Well, I just finished a book, and the one I began last week is barely started, so I guess this is my January reading list:

  1. Wizard’s First Rule by Terry Goodkind  (820 pages – finished 1/5/11)
  2. The Girl with the Dragon Tattoo by Stieg Larsson (590 pages – finished 1/8/11)
  3. Across the Wire: Life and Hard Times on the Mexican Border by Luis Alberto Urrea (190 pages – finished 1/11/11)
  4. Dark Paradise by Tami Hoag  (528 pages – finished 1/15/11)
  5. The Boleyn Inheritance by Philippa Gregory (518 pages – finished 1/21/11)
  6. Shadowfever by Karen Marie Moning (594 pages – finished 1/24/11)
  7. The Journey: A Spiritual Roadmap For Modern Pilgrims by Peter Kreeft (128  pages – finished 1/27/11)
  8. A Firing Offense by David Ignatius  (366 pages – finished 1/31/11)

Eight books, 3734 pages.  Not bad.   Not enough if I really want to try to reach my reading goal this year, but not bad.

The Goodkind  book, Wizard’s First Rule, needs no introduction to anyone who is likely to read it or even think about reading it.  It is the series behind the TV series Legend of the Seeker.  I absolutely loved the book.  I have not read the next one in the series only because I don’t have a copy of it and haven’t gotten to the library.  It will probably be what I read after the book I am currently reading.

What can I say about The Girl with the Dragon Tattoo?  I had put off reading it through laziness, I guess. It was every bit as good as I had been led to believe it was.  I don’t yet own the other books in the series, but I will be looking to add them to my collection soon.

I found Across the Wire at Goodwill and bought it because it is an important topic.  It was an interesting book but did not really give me any new insight.  I have lived too much in Latin America to be surprised by anything he talked about.  It was,nonetheless, an interesting book.  I am glad I read it.

Dark Paradise was a fun read.  My daughter, who is an attorney, is trying to leave the profession and California behind, and Montana is one of the places she is looking at.  That made it even more interesting to me.  It was not, of course, a serious book in any way, but they don’t all have to be!

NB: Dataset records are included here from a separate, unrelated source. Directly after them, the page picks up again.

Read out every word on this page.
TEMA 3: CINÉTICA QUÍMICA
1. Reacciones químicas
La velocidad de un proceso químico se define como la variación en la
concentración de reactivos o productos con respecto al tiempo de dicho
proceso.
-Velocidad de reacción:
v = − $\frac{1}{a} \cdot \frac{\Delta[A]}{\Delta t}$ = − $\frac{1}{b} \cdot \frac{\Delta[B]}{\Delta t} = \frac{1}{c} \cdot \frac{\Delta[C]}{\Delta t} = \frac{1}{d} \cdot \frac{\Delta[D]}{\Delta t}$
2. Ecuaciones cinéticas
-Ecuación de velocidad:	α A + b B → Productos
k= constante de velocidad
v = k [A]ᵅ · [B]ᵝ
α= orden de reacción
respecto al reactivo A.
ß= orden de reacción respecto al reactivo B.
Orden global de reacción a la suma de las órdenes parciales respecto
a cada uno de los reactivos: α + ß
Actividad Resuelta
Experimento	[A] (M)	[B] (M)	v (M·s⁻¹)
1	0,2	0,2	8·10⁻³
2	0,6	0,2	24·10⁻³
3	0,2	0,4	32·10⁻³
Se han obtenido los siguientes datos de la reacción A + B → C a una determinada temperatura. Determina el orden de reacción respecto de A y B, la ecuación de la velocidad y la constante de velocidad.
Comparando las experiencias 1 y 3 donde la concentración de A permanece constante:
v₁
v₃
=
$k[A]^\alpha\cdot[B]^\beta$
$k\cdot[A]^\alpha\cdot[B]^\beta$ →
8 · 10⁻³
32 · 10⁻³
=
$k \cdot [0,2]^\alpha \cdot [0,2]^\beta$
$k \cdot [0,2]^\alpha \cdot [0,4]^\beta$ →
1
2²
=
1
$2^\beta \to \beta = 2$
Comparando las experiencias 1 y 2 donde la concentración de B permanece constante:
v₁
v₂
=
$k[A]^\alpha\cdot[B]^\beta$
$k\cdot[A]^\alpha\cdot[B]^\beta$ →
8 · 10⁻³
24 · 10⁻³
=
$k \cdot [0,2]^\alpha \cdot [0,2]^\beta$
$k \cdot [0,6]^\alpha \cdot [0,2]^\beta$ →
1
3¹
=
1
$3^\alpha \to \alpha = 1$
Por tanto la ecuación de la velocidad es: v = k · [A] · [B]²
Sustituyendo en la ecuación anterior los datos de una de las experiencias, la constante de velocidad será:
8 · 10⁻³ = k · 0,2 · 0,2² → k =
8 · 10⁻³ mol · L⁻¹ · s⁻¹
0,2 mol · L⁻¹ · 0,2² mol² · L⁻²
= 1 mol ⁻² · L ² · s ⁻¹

The Boleyn Inheritance was every bit as good as I expected, having read The Constant Princess last year.  It was very enjoyable to read and taught me a lot about a period of English history that I studied but have long since forgotten.

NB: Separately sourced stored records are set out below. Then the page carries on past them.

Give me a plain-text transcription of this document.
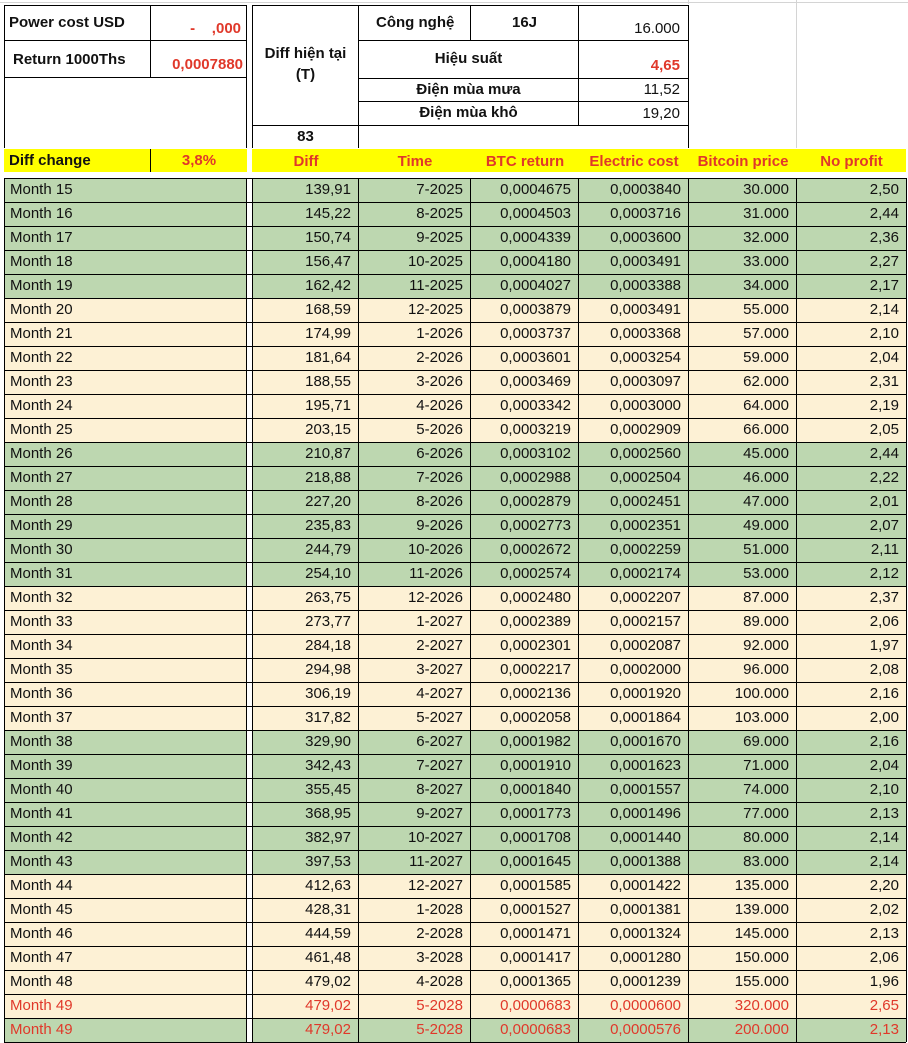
Power cost USD	-    ,000
Return 1000Ths	0,0007880
Diff hiện tại
(T)
83
Công nghệ	16J	16.000
Hiệu suất	4,65
Điện mùa mưa	11,52
Điện mùa khô	19,20
Diff change	3,8%	Diff	Time	BTC return	Electric cost	Bitcoin price	No profit
Month 15	139,91	7-2025	0,0004675	0,0003840	30.000	2,50
Month 16	145,22	8-2025	0,0004503	0,0003716	31.000	2,44
Month 17	150,74	9-2025	0,0004339	0,0003600	32.000	2,36
Month 18	156,47	10-2025	0,0004180	0,0003491	33.000	2,27
Month 19	162,42	11-2025	0,0004027	0,0003388	34.000	2,17
Month 20	168,59	12-2025	0,0003879	0,0003491	55.000	2,14
Month 21	174,99	1-2026	0,0003737	0,0003368	57.000	2,10
Month 22	181,64	2-2026	0,0003601	0,0003254	59.000	2,04
Month 23	188,55	3-2026	0,0003469	0,0003097	62.000	2,31
Month 24	195,71	4-2026	0,0003342	0,0003000	64.000	2,19
Month 25	203,15	5-2026	0,0003219	0,0002909	66.000	2,05
Month 26	210,87	6-2026	0,0003102	0,0002560	45.000	2,44
Month 27	218,88	7-2026	0,0002988	0,0002504	46.000	2,22
Month 28	227,20	8-2026	0,0002879	0,0002451	47.000	2,01
Month 29	235,83	9-2026	0,0002773	0,0002351	49.000	2,07
Month 30	244,79	10-2026	0,0002672	0,0002259	51.000	2,11
Month 31	254,10	11-2026	0,0002574	0,0002174	53.000	2,12
Month 32	263,75	12-2026	0,0002480	0,0002207	87.000	2,37
Month 33	273,77	1-2027	0,0002389	0,0002157	89.000	2,06
Month 34	284,18	2-2027	0,0002301	0,0002087	92.000	1,97
Month 35	294,98	3-2027	0,0002217	0,0002000	96.000	2,08
Month 36	306,19	4-2027	0,0002136	0,0001920	100.000	2,16
Month 37	317,82	5-2027	0,0002058	0,0001864	103.000	2,00
Month 38	329,90	6-2027	0,0001982	0,0001670	69.000	2,16
Month 39	342,43	7-2027	0,0001910	0,0001623	71.000	2,04
Month 40	355,45	8-2027	0,0001840	0,0001557	74.000	2,10
Month 41	368,95	9-2027	0,0001773	0,0001496	77.000	2,13
Month 42	382,97	10-2027	0,0001708	0,0001440	80.000	2,14
Month 43	397,53	11-2027	0,0001645	0,0001388	83.000	2,14
Month 44	412,63	12-2027	0,0001585	0,0001422	135.000	2,20
Month 45	428,31	1-2028	0,0001527	0,0001381	139.000	2,02
Month 46	444,59	2-2028	0,0001471	0,0001324	145.000	2,13
Month 47	461,48	3-2028	0,0001417	0,0001280	150.000	2,06
Month 48	479,02	4-2028	0,0001365	0,0001239	155.000	1,96
Month 49	479,02	5-2028	0,0000683	0,0000600	320.000	2,65
Month 49	479,02	5-2028	0,0000683	0,0000576	200.000	2,13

Shadowfever is the last in Moning’s Fever series. It came out on January 18, and I had it on the 20th.  As promised, it tied up the moose ends.  We know who and what the main character is.  But it seemed almost like Moning just wanted to be done with this series and move on.  Some of it doesn’t ring true.  I would rather she had written two books and made the parents’ reactions more believable, for instance.  There was also stuff that could have been left out without hurting the story at all. It was good, though, and if you start the series, you will want to finish it.

The Journey was a book by Peter Kreeft I had picked up somewhere a while back.  I picked it up and started reading it immediately after a chat with a student about faith and reason, and I couldn’t put it down.  I used others of Kreeft’s books when I taught at the seminary college, and I have always enjoyed his style.  He takes readers on a trip through different philosophical views, accompanies by Socrates, who helps him learn how to ask the right questions about each.  He lost me at the end of this book, though, because the final stage of the journey is deciding to accept Christ.  Since I am not a Christian, I found this part to be a little weak.  But  despite that, I learned things from the book.

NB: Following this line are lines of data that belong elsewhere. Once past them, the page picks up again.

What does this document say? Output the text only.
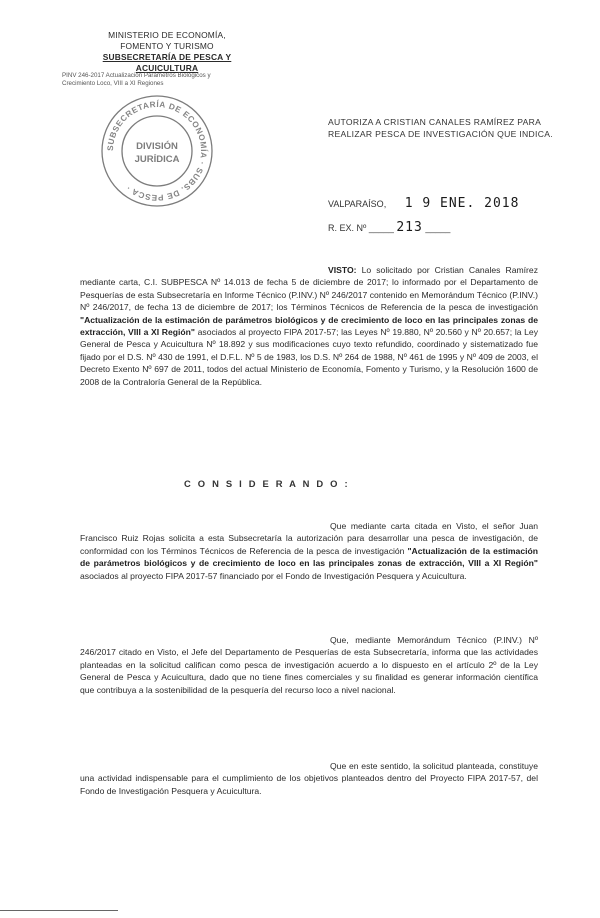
MINISTERIO DE ECONOMÍA,
FOMENTO Y TURISMO
SUBSECRETARÍA DE PESCA Y ACUICULTURA
PINV 246-2017 Actualización Parámetros Biológicos y
Crecimiento Loco, VIII a XI Regiones
SUBSECRETARÍA DE ECONOMÍA · SUBS. DE PESCA ·
DIVISIÓN
JURÍDICA
AUTORIZA A CRISTIAN CANALES RAMÍREZ PARA
REALIZAR PESCA DE INVESTIGACIÓN QUE INDICA.
VALPARAÍSO, 1 9 ENE. 2018
R. EX. Nº _____ 213 _____
VISTO: Lo solicitado por Cristian Canales Ramírez mediante carta, C.I. SUBPESCA Nº 14.013 de fecha 5 de diciembre de 2017; lo informado por el Departamento de Pesquerías de esta Subsecretaría en Informe Técnico (P.INV.) Nº 246/2017 contenido en Memorándum Técnico (P.INV.) Nº 246/2017, de fecha 13 de diciembre de 2017; los Términos Técnicos de Referencia de la pesca de investigación "Actualización de la estimación de parámetros biológicos y de crecimiento de loco en las principales zonas de extracción, VIII a XI Región" asociados al proyecto FIPA 2017-57; las Leyes Nº 19.880, Nº 20.560 y Nº 20.657; la Ley General de Pesca y Acuicultura Nº 18.892 y sus modificaciones cuyo texto refundido, coordinado y sistematizado fue fijado por el D.S. Nº 430 de 1991, el D.F.L. Nº 5 de 1983, los D.S. Nº 264 de 1988, Nº 461 de 1995 y Nº 409 de 2003, el Decreto Exento Nº 697 de 2011, todos del actual Ministerio de Economía, Fomento y Turismo, y la Resolución 1600 de 2008 de la Contraloría General de la República.
C O N S I D E R A N D O :
Que mediante carta citada en Visto, el señor Juan Francisco Ruiz Rojas solicita a esta Subsecretaría la autorización para desarrollar una pesca de investigación, de conformidad con los Términos Técnicos de Referencia de la pesca de investigación "Actualización de la estimación de parámetros biológicos y de crecimiento de loco en las principales zonas de extracción, VIII a XI Región" asociados al proyecto FIPA 2017-57 financiado por el Fondo de Investigación Pesquera y Acuicultura.
Que, mediante Memorándum Técnico (P.INV.) Nº 246/2017 citado en Visto, el Jefe del Departamento de Pesquerías de esta Subsecretaría, informa que las actividades planteadas en la solicitud califican como pesca de investigación acuerdo a lo dispuesto en el artículo 2º de la Ley General de Pesca y Acuicultura, dado que no tiene fines comerciales y su finalidad es generar información científica que contribuya a la sostenibilidad de la pesquería del recurso loco a nivel nacional.
Que en este sentido, la solicitud planteada, constituye una actividad indispensable para el cumplimiento de los objetivos planteados dentro del Proyecto FIPA 2017-57, del Fondo de Investigación Pesquera y Acuicultura.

The final book I read was A Firing Offense.  My husband recommended it, and I wanted an easy, engrossing book to finish off the month.  The story revolves around reporters who make some bad choices.  At the end, though, you like the protagonist and feel like he has come out OK.  I found it especially interesting in light of the current financial situation of newspapers and the current deplorable reporting of what passes as news.  The book was written in the late 1990s but seems like it describes situations today pretty well, too.

All in all, I don’t regret a single book I read.  You might want to give some of them a try.